Drury is a Brooklyn-based playwright whose plays include Marys Seacole (seen Off-Broadway in a world premiere from LCT3 earlier this year); We Are Proud to Present a Presentation About the Herero of Namibia, Formerly Known as South West Africa, From the German Sudwestafrika, Between the Years 1884–1915 (also seen at Soho Rep.); Really; and Social Creatures.

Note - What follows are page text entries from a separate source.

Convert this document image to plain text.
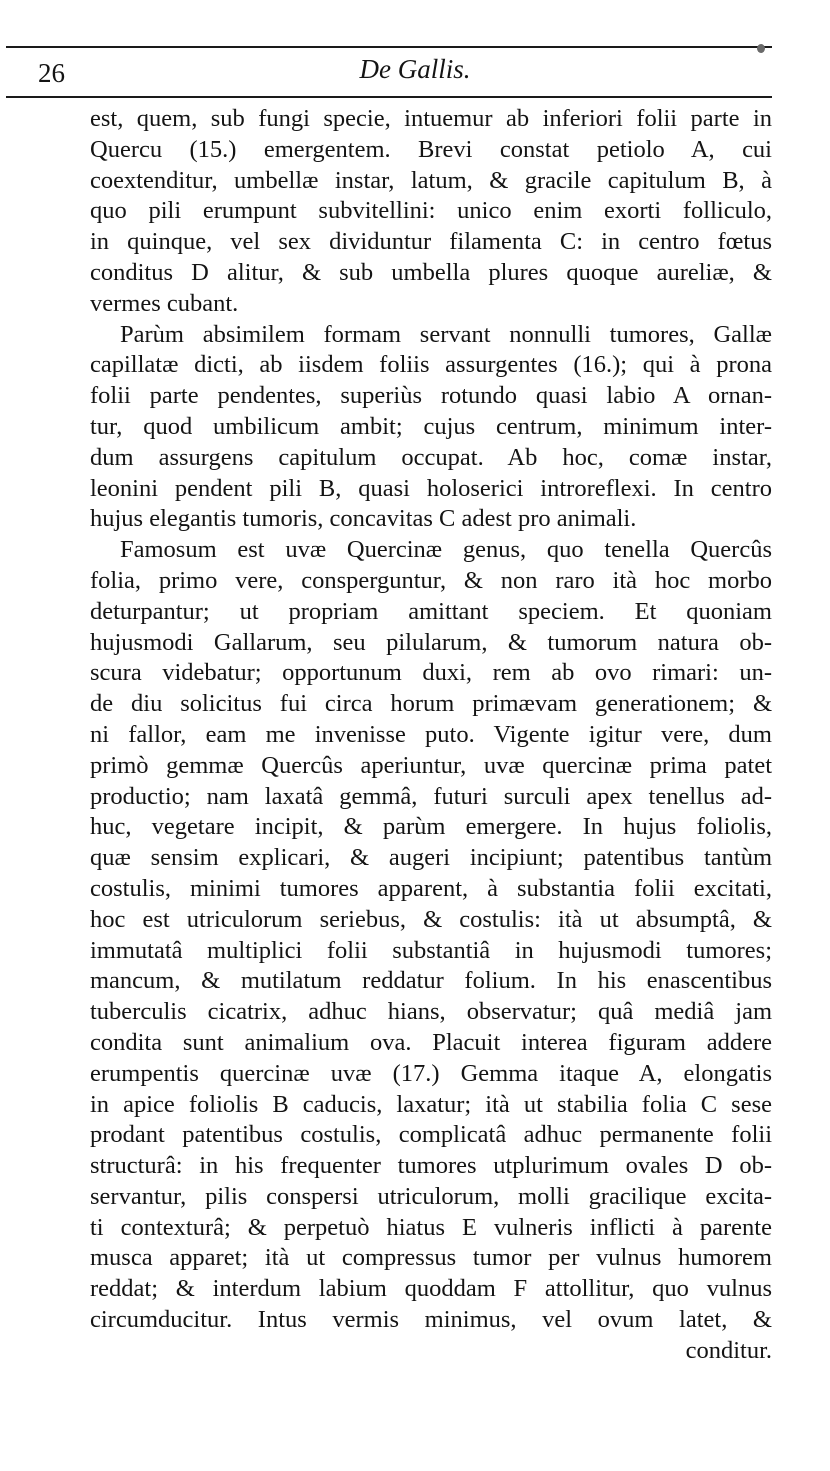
26	De Gallis.
est, quem, sub fungi specie, intuemur ab inferiori folii parte in
Quercu (15.) emergentem. Brevi constat petiolo A, cui
coextenditur, umbellæ instar, latum, & gracile capitulum B, à
quo pili erumpunt subvitellini: unico enim exorti folliculo,
in quinque, vel sex dividuntur filamenta C: in centro fœtus
conditus D alitur, & sub umbella plures quoque aureliæ, &
vermes cubant.
Parùm absimilem formam servant nonnulli tumores, Gallæ
capillatæ dicti, ab iisdem foliis assurgentes (16.); qui à prona
folii parte pendentes, superiùs rotundo quasi labio A ornan-
tur, quod umbilicum ambit; cujus centrum, minimum inter-
dum assurgens capitulum occupat. Ab hoc, comæ instar,
leonini pendent pili B, quasi holoserici introreflexi. In centro
hujus elegantis tumoris, concavitas C adest pro animali.
Famosum est uvæ Quercinæ genus, quo tenella Quercûs
folia, primo vere, consperguntur, & non raro ità hoc morbo
deturpantur; ut propriam amittant speciem. Et quoniam
hujusmodi Gallarum, seu pilularum, & tumorum natura ob-
scura videbatur; opportunum duxi, rem ab ovo rimari: un-
de diu solicitus fui circa horum primævam generationem; &
ni fallor, eam me invenisse puto. Vigente igitur vere, dum
primò gemmæ Quercûs aperiuntur, uvæ quercinæ prima patet
productio; nam laxatâ gemmâ, futuri surculi apex tenellus ad-
huc, vegetare incipit, & parùm emergere. In hujus foliolis,
quæ sensim explicari, & augeri incipiunt; patentibus tantùm
costulis, minimi tumores apparent, à substantia folii excitati,
hoc est utriculorum seriebus, & costulis: ità ut absumptâ, &
immutatâ multiplici folii substantiâ in hujusmodi tumores;
mancum, & mutilatum reddatur folium. In his enascentibus
tuberculis cicatrix, adhuc hians, observatur; quâ mediâ jam
condita sunt animalium ova. Placuit interea figuram addere
erumpentis quercinæ uvæ (17.) Gemma itaque A, elongatis
in apice foliolis B caducis, laxatur; ità ut stabilia folia C sese
prodant patentibus costulis, complicatâ adhuc permanente folii
structurâ: in his frequenter tumores utplurimum ovales D ob-
servantur, pilis conspersi utriculorum, molli gracilique excita-
ti contexturâ; & perpetuò hiatus E vulneris inflicti à parente
musca apparet; ità ut compressus tumor per vulnus humorem
reddat; & interdum labium quoddam F attollitur, quo vulnus
circumducitur. Intus vermis minimus, vel ovum latet, &
conditur.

She is the recipient of a 2015 Windham-Campbell Literary Prize in Drama, a 2012-2013 Van Lier Fellowship at New Dramatists, and was the inaugural recipient of the 2012-2014 Jerome Fellowship at The LARK.
This marks the fourth time the winning play and all announced finalists were written by female playwrights, following 2014 (Annie Baker for The Flick, finalists Madeleine George for The Watson Intelligence and Lisa Kron and Jeanine Tesori for Fun Home); 2009 (Lynn Nottage for Ruined, finalists Gina Gionfriddo for Becky Shaw and Quiara Alegría Hudes for In the Heights with Lin-Manuel Miranda); and 2002 (Suzan-Lori Parks for Topdog/Underdog, finalists Rebecca Gilman for The Glory of Living and Dael Orlandersmith for Yellowman).
Additional 2019 Pulitzer Prize winners in Letters, Drama, and Music included Ellen Reid for her opera prism, which premiered at Los Angeles Opera.